Потом они посмотрели друг на друга. У Вайолет была коричневая родинка на шее, величиной с серебряные полдоллара. Уильям так и впился в нее глазами. У Прая были необыкновенно кривые ноги. Вайолет дала себе волю и смотрела на них, не отрывая взгляда. Они долго стояли лицом к лицу, глазея друг на друга. Этикет не позволял им заговорить, зато в Городе Зевак разрешается сколько угодно глядеть на деревья в парке и на физические недостатки ближних.
Наконец, они расстались со вздохом. Но пивным фургоном правил Купидон, и колесо, переехавшее чью-то ногу, соединило два любящих сердца.
Во второй раз герой и героиня встретились перед дощатым забором поблизости от Бродвея. День выдался крайне неудачный. Не было драк на улицах, дети не попадали под трамвай, калеки и толстяки в неглиже встречались очень редко; никто не выказывал склонности поскользнуться на банановой корке или упасть в обморок. Не видно было даже чудака из Кокомо, штат Индиана, который выдает себя за родственника бывшего мэра Лоу и швыряет мелочь из окошечка кеба. Глядеть было не на что, и Уильям Прай уже начинал томиться от скуки.

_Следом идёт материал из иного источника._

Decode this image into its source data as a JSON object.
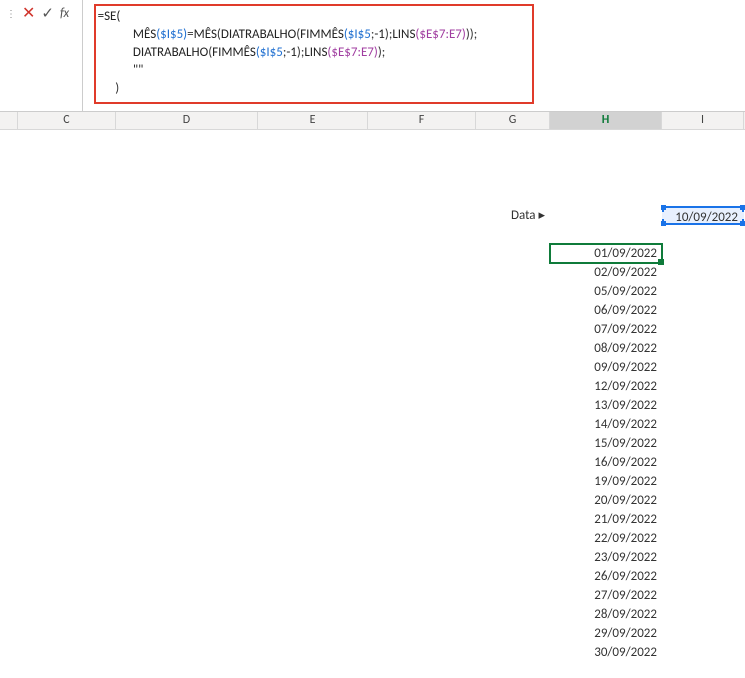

И вдруг он увидел, что перед щитом для объявлений, усиленно толкаясь и пихаясь, стоит целая толпа. Бросившись туда опрометью, он сшиб с ног старуху и мальчишку с бутылкой молока и с нечеловеческой энергией проложил себе дорогу в центр круга. Вайолет Сеймур уже стояла в первом ряду без одного рукава и двух золотых пломб, с вывихнутой рукой и сломанной планшеткой корсета, не помня себя от счастья. Она смотрела на то, что было перед нею. Маляр выписывал на заборе: «Ешьте галеты, от них ваше лицо округлится».
Увидев Уильяма Прая, Вайолет покраснела. Уильям, саданул под ребро даму в черном шелковом реглане, лягнул мальчишку, съездил по уху старого джентльмена и сумел протолкаться поближе к Вайолет. Они стояли рядом целый час, глядя, как маляр выписывает буквы. Потом Уильям не смог дольше скрывать свои чувства. Он дотронулся до ее плеча.